# Study Linear Regression in Detail with Research Papers Part 1 (Artificial Intelligence) | by Monodeep Mukherjee | October 2022

- Adaptive selection of greedy forward variables for linear regression models with incomplete data using multiple imputation
**(arXiv)**

**Author :** Yong Shiuan Lee

**Summary : **Variable selection is crucial for parsimonious modeling in the age of Big Data. Missing values are common in data and complicate variable selection. The multiple imputation (MI) approach results in multiple imputed datasets for missing values and has been widely applied in various variable selection procedures. However, performing variable selection directly on the MI dataset or bootstrapped MI data may not be attractive in terms of computational cost. To quickly identify the active variables in the linear regression model, we propose the adaptive grafting procedure with three pooling rules on the MI data. The proposed methods proceed iteratively, which first finds the active variables based on the complete subset of cases, and then expands the working data matrix with both the number of active variables and the available observations. A comprehensive simulation study shows the selection accuracy in different aspects and the computational efficiency of the proposed methods. Two concrete examples illustrate the strength of the proposed methods.

**2. **Quantum Communication Complexity of Linear Regression**(****arXiv)**

**Author: A.**Shley Montanaro, Changpeng Shao

**Summary :** Dequantized algorithms show that quantum computers do not have exponential speedups for many linear algebra problems in terms of time and query complexity. In this work, we show that quantum computers can have exponential speedups in communication complexity for some fundamental linear algebra problems. We mainly focus on linear regression solving and Hamiltonian simulation. In the quantum case, the task is to prepare the quantum state of the result. To allow a fair comparison, in the classical case, the task is to sample from the result. We investigate these two problems in bipartite and multipartite models, propose near-optimal quantum protocols, and prove quantum/classical lower bounds. In this process, we propose an efficient quantum protocol for quantum singular value transformation, which is a powerful technique for designing quantum algorithms. As a result, for many linear algebra problems where quantum computers lose exponential speedups in query time and complexity, it is possible to have exponential speedups in communication complexity.

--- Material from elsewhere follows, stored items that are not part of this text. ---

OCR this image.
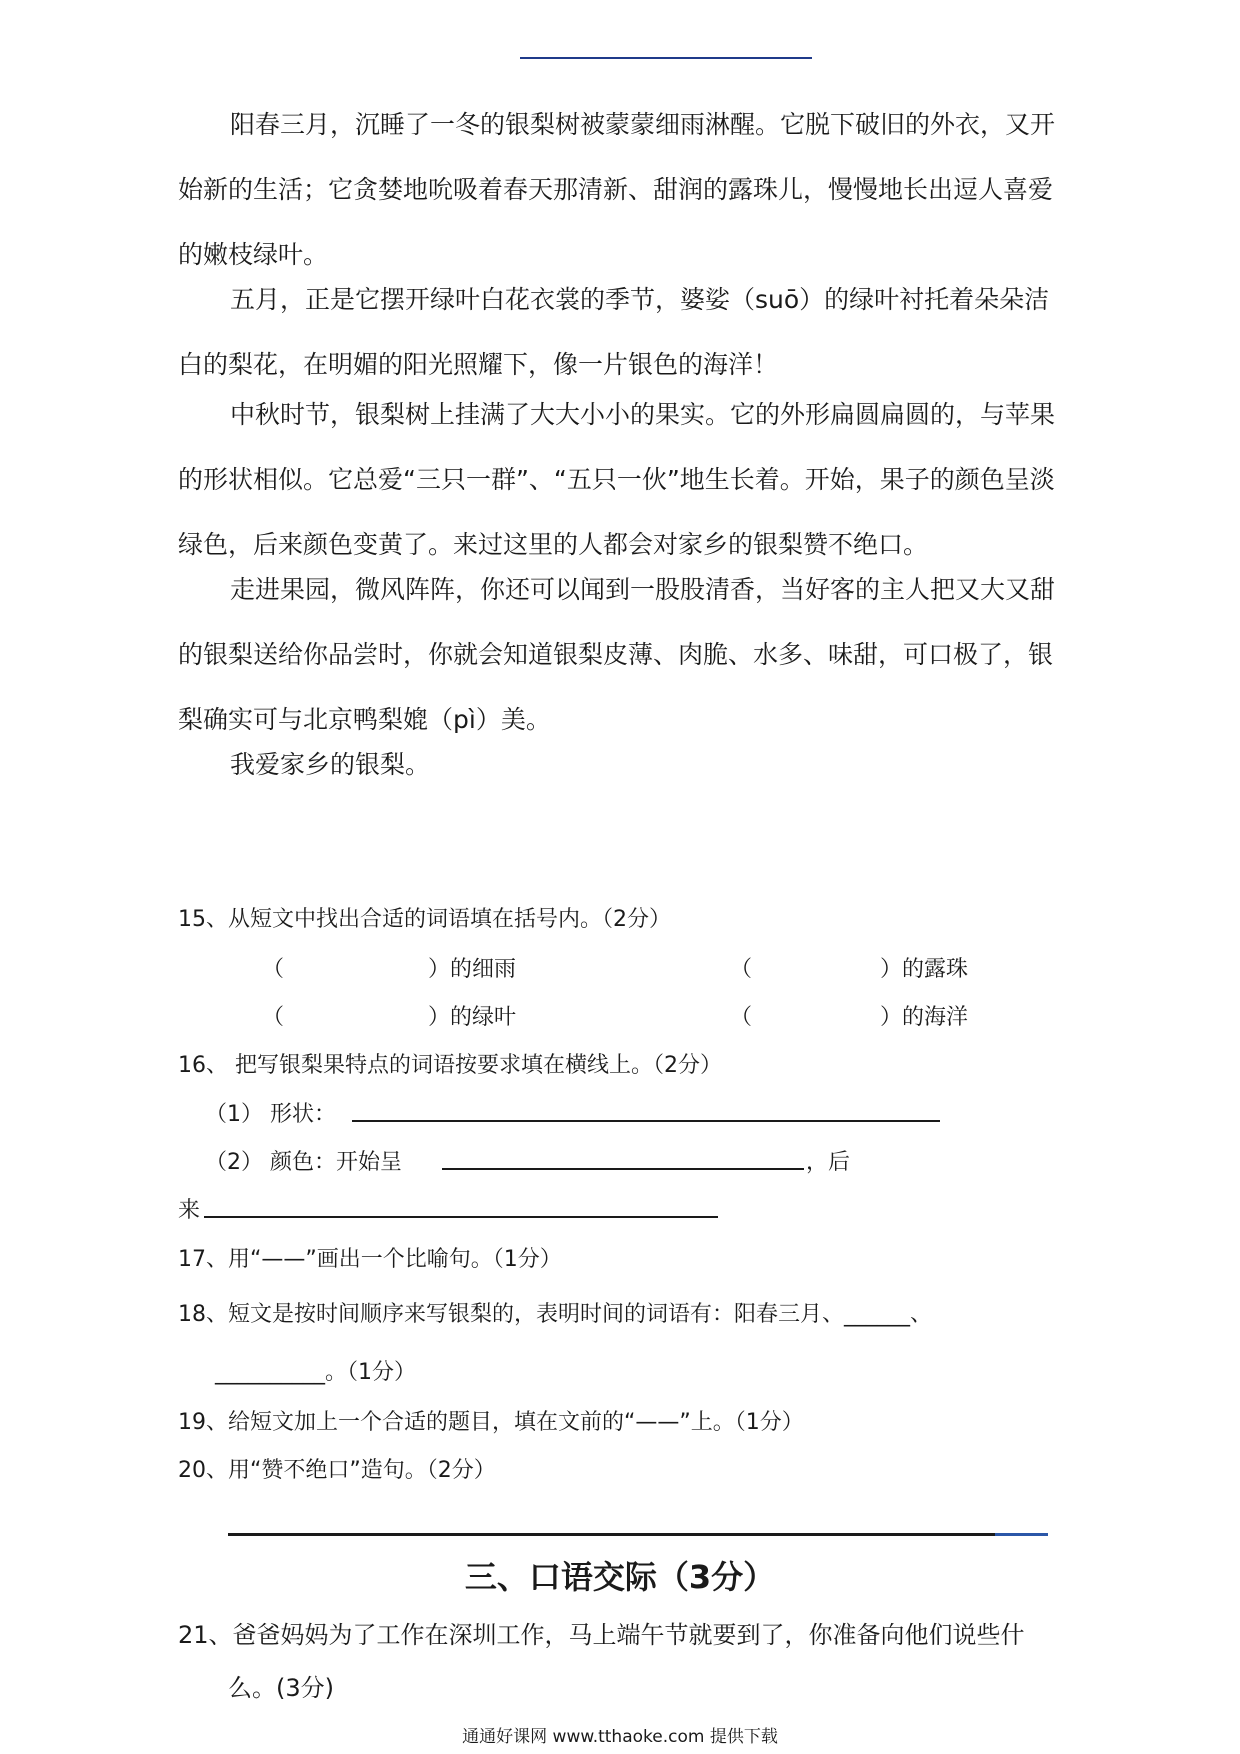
阳春三月，沉睡了一冬的银梨树被蒙蒙细雨淋醒。它脱下破旧的外衣，又开始新的生活；它贪婪地吮吸着春天那清新、甜润的露珠儿，慢慢地长出逗人喜爱的嫩枝绿叶。

五月，正是它摆开绿叶白花衣裳的季节，婆娑（suō）的绿叶衬托着朵朵洁白的梨花，在明媚的阳光照耀下，像一片银色的海洋！

中秋时节，银梨树上挂满了大大小小的果实。它的外形扁圆扁圆的，与苹果的形状相似。它总爱“三只一群”、“五只一伙”地生长着。开始，果子的颜色呈淡绿色，后来颜色变黄了。来过这里的人都会对家乡的银梨赞不绝口。

走进果园，微风阵阵，你还可以闻到一股股清香，当好客的主人把又大又甜的银梨送给你品尝时，你就会知道银梨皮薄、肉脆、水多、味甜，可口极了，银梨确实可与北京鸭梨媲（pì）美。

我爱家乡的银梨。

15、从短文中找出合适的词语填在括号内。（2分）
（	）的细雨	（	）的露珠
（	）的绿叶	（	）的海洋
16、 把写银梨果特点的词语按要求填在横线上。（2分）
（1） 形状：
（2） 颜色：开始呈	，后
来
17、用“——”画出一个比喻句。（1分）
18、短文是按时间顺序来写银梨的，表明时间的词语有：阳春三月、______、
__________。（1分）
19、给短文加上一个合适的题目，填在文前的“——”上。（1分）
20、用“赞不绝口”造句。（2分）
三、口语交际（3分）
21、爸爸妈妈为了工作在深圳工作，马上端午节就要到了，你准备向他们说些什
么。(3分)
通通好课网 www.tthaoke.com 提供下载
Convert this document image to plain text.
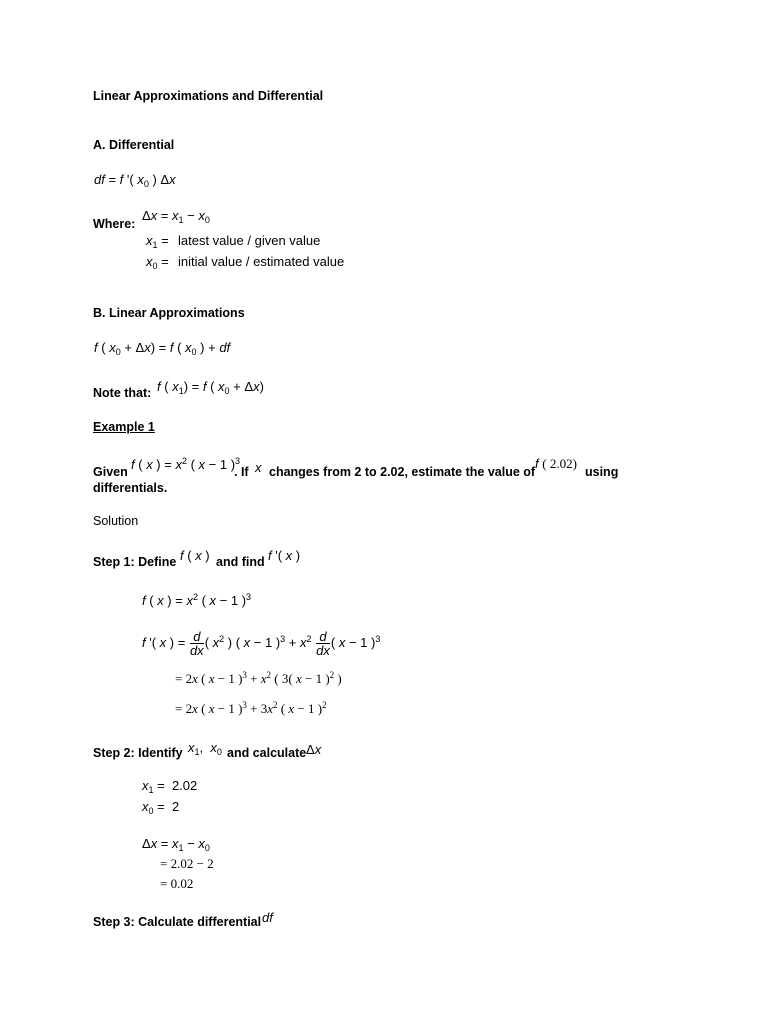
Linear Approximations and Differential
A. Differential
df = f '( $x_0$ ) Δx
Where:
$\Delta x = x_1 - x_0$
$x_1$ = latest value / given value
$x_0$ = initial value / estimated value
B. Linear Approximations
f ( $x_0 + \Delta x) = f$ ( $x_0$ ) + df
Note that: f ( $x_1) = f$ ( $x_0 + \Delta x$)
Example 1
Given f ( x ) = $x^2$ ( x − 1 )$^3$
. If x changes from 2 to 2.02, estimate the value of
f ( 2.02)
using
differentials.
Solution
Step 1: Define f ( x ) and find f '( x )
f ( x ) = $x^2$ ( x − 1 )$^3$
f '( x ) = $\frac{d}{dx}$ ( $x^2$ ) ( x − 1 )$^3 + x^2 \frac{d}{dx}$ ( x − 1 )$^3$
= 2x ( x − 1 )$^3 + x^2$ ( 3( x − 1 )$^2$ )
= 2x ( x − 1 )$^3 + 3x^2$ ( x − 1 )$^2$
Step 2: Identify $x_1$,  $x_0$ and calculate Δx
$x_1 = 2.02$
$x_0 = 2$
$\Delta x = x_1 - x_0$
= 2.02 − 2
= 0.02
Step 3: Calculate differential df
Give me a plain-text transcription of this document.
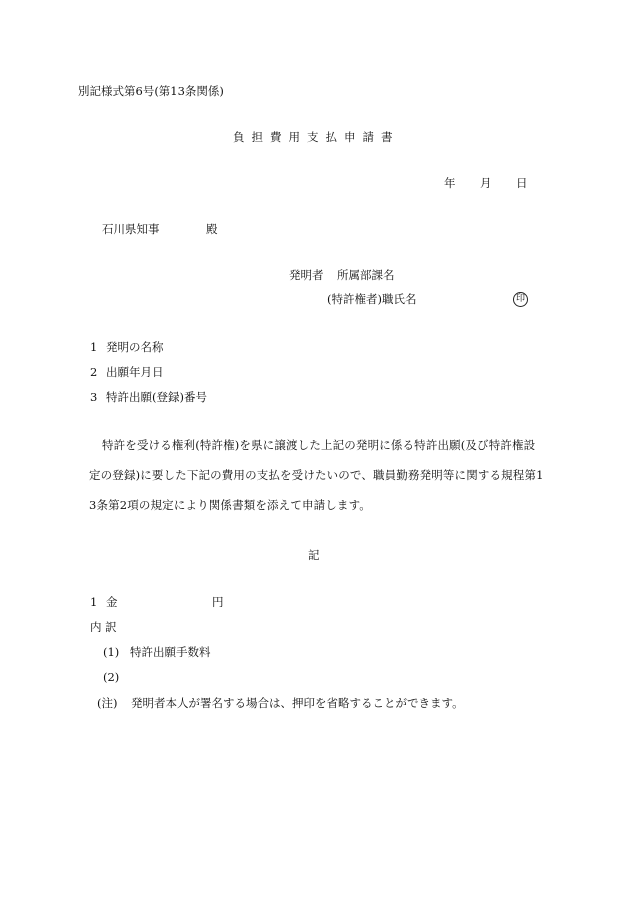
別記様式第6号(第13条関係)
負担費用支払申請書
年 月 日
石川県知事	殿
発明者 所属部課名
(特許権者)職氏名	印
1 発明の名称
2 出願年月日
3 特許出願(登録)番号
特許を受ける権利(特許権)を県に譲渡した上記の発明に係る特許出願(及び特許権設
定の登録)に要した下記の費用の支払を受けたいので、職員勤務発明等に関する規程第1
3条第2項の規定により関係書類を添えて申請します。
記
1 金	円
内 訳
(1) 特許出願手数料
(2)
(注) 発明者本人が署名する場合は、押印を省略することができます。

**3. **Note on centering in selecting subsamples for linear regression**(arXiv)**

**Author : **Hai Ying Wang

**Summary : **Centering is a common technique used in linear regression analysis. With data centered on responses and covariates, the ordinary least squares estimator of the slope parameter can be calculated from a model without the intercept. If a subsample is selected from centered complete data, the subsample is usually uncentered. In this case, is it still appropriate to fit a model without the intercept? The answer is yes, and we show that the least squares estimator on the slope parameter obtained from a model without the intercept is unbiased and has a variance covariance matrix plus smaller in Loewner order than that obtained from a model with the y-intercept. We further show that for non-informative weighted subsampling when a weighted least squares estimator is used, using the weighted means of the full data to shift the subsample improves estimation efficiency.